Agents search Iowa AAU coach’s cabin in nude videos case
IOWA CITY, Iowa (AP) — Investigators seized phones, hard drives and other devices during a search of a cabin owned by a prominent Iowa youth basketball coach under investigation for allegedly making videos of boys showering, court records show.
An investigator also said Monday that Iowa officials are considering asking the FBI to join the probe into Greg Stephen, which has stunned the state’s basketball scene.
Stephen, 42, hasn’t been charged with any crimes. He was one of two founders and the co-director of the Iowa Barnstormers, a traveling Amateur Athletic Union team that has produced several Division I college basketball players. The Barnstormers organization cut ties with Stephen on Thursday after learning that the Iowa Division of Criminal Investigation was investigating potential child pornography and invasion of privacy charges involving him.
Agents searched Stephen’s home in Monticello, about 130 miles northeast of Des Moines, and seized several items Thursday. Newly available documents show agents also searched his cabin in the popular recreation area near Lake Delhi, which is about 10 miles north of Monticello. Investigators say a source told them that Stephen occasionally spent weekends there and used it for summertime group gatherings with players. Federal tax filings show the Barnstormers listed the cabin as its mailing address.
Agents seized at least 10 cellphones and tablets, along with hard drives, thumb drives, memory cards, digital video cassettes and documents related to team operations. The Barnstormers field teams from 4th grade through 12th grade and Stephen worked with all ages, most recently coaching the 10th-grade team.

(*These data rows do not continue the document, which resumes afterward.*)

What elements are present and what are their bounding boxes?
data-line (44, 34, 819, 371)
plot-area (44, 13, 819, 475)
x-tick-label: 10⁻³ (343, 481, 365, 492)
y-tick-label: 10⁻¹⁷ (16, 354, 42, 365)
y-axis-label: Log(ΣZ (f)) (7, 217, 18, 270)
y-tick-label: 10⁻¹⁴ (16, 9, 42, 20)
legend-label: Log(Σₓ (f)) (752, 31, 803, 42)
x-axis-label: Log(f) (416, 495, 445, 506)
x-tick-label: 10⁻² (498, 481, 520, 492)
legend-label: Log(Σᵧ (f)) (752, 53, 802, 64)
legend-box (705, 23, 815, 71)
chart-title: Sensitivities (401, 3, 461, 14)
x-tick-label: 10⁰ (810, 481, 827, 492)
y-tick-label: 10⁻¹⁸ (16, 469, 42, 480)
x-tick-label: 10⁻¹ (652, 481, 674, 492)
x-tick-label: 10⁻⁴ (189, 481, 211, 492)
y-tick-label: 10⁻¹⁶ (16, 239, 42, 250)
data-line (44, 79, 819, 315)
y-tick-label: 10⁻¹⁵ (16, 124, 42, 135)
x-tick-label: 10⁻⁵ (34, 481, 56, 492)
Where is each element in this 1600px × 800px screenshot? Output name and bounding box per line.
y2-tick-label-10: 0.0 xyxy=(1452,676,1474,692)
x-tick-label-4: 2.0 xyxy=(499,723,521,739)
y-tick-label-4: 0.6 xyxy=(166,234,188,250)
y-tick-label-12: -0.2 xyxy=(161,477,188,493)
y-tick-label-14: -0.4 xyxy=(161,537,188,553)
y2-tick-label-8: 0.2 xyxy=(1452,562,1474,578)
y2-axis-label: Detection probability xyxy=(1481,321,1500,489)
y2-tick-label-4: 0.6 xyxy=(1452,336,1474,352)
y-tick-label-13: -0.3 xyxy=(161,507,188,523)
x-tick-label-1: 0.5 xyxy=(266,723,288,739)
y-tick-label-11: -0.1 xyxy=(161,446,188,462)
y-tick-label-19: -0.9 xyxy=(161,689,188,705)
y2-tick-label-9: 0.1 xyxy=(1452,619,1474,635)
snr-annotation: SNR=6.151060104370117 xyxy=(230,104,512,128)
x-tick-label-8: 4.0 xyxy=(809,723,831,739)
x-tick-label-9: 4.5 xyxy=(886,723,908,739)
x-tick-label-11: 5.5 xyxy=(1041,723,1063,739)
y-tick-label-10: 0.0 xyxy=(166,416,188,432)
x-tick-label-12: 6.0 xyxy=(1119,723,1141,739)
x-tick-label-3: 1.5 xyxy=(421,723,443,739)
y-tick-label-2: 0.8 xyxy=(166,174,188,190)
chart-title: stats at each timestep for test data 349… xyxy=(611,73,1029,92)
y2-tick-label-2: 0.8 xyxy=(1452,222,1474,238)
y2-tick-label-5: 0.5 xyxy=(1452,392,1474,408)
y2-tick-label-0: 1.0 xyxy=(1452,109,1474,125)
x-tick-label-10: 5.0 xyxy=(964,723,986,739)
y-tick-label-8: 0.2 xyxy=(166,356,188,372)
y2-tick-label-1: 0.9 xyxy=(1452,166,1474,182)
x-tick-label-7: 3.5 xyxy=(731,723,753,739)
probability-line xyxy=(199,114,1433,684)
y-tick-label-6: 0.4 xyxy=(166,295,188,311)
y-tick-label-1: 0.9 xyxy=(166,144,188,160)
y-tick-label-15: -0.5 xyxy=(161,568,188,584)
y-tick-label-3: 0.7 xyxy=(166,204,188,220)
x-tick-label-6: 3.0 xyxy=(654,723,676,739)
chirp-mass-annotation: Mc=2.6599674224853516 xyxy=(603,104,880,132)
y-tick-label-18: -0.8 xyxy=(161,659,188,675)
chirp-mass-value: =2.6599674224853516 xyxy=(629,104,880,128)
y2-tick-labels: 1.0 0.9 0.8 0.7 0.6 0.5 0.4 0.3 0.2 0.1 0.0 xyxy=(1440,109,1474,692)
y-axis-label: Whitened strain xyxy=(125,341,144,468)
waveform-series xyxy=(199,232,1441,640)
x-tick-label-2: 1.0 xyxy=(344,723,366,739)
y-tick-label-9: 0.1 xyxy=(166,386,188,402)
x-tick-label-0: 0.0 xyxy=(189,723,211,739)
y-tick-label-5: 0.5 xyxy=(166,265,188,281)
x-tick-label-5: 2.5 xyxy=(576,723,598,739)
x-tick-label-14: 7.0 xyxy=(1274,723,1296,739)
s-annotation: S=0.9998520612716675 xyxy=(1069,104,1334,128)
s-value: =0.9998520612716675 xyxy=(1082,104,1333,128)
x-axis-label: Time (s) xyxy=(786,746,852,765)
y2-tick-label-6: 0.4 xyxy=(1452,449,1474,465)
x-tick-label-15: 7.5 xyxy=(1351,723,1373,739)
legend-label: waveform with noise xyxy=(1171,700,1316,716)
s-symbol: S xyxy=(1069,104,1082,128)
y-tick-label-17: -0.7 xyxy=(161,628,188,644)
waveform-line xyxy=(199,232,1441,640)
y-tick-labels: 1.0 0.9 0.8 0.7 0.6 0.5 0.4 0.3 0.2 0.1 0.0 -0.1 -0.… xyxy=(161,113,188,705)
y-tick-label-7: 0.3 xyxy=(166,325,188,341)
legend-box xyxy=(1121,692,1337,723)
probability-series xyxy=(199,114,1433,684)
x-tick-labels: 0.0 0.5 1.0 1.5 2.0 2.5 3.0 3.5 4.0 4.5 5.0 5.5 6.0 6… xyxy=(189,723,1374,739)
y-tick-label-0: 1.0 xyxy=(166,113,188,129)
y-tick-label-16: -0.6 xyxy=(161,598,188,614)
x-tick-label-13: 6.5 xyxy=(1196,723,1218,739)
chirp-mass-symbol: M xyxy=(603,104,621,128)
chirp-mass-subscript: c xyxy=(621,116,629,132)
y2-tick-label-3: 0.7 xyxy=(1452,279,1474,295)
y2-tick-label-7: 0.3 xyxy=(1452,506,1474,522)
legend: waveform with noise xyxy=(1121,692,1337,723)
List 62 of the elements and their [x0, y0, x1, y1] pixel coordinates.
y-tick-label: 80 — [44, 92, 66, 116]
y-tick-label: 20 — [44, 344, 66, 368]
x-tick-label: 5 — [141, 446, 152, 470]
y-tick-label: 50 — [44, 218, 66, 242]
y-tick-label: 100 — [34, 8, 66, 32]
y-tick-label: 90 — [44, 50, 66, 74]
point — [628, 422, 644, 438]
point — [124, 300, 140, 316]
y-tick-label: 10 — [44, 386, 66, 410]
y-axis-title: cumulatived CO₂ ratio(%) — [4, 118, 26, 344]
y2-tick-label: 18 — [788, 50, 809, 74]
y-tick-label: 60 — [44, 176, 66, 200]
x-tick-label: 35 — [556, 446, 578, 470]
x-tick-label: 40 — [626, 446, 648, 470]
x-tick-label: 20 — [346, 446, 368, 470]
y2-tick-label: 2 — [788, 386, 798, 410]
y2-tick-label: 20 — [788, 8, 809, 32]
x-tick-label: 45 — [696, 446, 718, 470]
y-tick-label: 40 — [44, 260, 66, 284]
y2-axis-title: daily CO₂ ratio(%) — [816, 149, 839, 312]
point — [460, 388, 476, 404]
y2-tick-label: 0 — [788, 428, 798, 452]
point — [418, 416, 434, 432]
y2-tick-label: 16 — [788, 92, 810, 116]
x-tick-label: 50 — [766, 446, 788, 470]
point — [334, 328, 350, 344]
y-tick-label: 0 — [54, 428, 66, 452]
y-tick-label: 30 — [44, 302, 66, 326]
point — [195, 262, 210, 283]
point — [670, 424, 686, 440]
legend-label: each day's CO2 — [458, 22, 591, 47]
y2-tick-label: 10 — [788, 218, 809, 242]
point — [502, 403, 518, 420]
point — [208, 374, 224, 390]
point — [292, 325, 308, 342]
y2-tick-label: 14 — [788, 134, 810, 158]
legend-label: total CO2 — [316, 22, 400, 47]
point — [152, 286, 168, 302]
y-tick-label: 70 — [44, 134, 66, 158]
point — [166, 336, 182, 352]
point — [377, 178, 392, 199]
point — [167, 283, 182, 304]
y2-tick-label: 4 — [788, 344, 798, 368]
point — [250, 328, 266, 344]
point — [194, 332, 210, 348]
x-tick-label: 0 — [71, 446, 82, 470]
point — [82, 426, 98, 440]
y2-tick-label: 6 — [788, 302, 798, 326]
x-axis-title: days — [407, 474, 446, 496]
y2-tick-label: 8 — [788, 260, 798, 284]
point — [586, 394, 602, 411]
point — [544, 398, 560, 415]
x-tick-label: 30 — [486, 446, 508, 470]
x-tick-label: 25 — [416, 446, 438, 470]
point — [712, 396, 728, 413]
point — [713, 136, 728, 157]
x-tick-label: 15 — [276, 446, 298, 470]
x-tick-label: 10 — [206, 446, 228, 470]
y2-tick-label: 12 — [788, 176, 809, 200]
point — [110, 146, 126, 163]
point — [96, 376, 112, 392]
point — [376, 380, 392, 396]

The searches came after a source gave police a recording device that contained video clips of underage males disrobing in a hotel bathroom, apparently unaware they were being recorded. The source, whose name is redacted from court documents, told police he discovered the device while performing home improvement work at Stephen’s home and that he had prior concerns about pornographic images Stephen possessed of young males.
Attempts to reach Stephen by phone, through social media and at the family-owned Monticello car dealership where he’s a general manager have failed. His father, Roger Stephen, said Friday that “there is no problem” and that allegations of wrongdoing are “fake news.” On Monday, Roger Stephen said his son was “doing good” and consulting with multiple lawyers, whom he didn’t identify.
Iowa DCI Special Agent Rick Rahn said the FBI hasn’t been asked to participate in the case to date, but “we’re looking at that angle.”
“We are looking to see what partnerships we want to be able to make that we feel would better the investigation,” he said.
The Barnstormers said last week the Adidas-sponsored organization was shocked by the inquiry and asked players to report any wrongdoing to police. The organization indicated Sunday it intends to keep operating, pledging to “proceed with our mission of helping kids reach their goals and dreams” and announcing new leadership roles.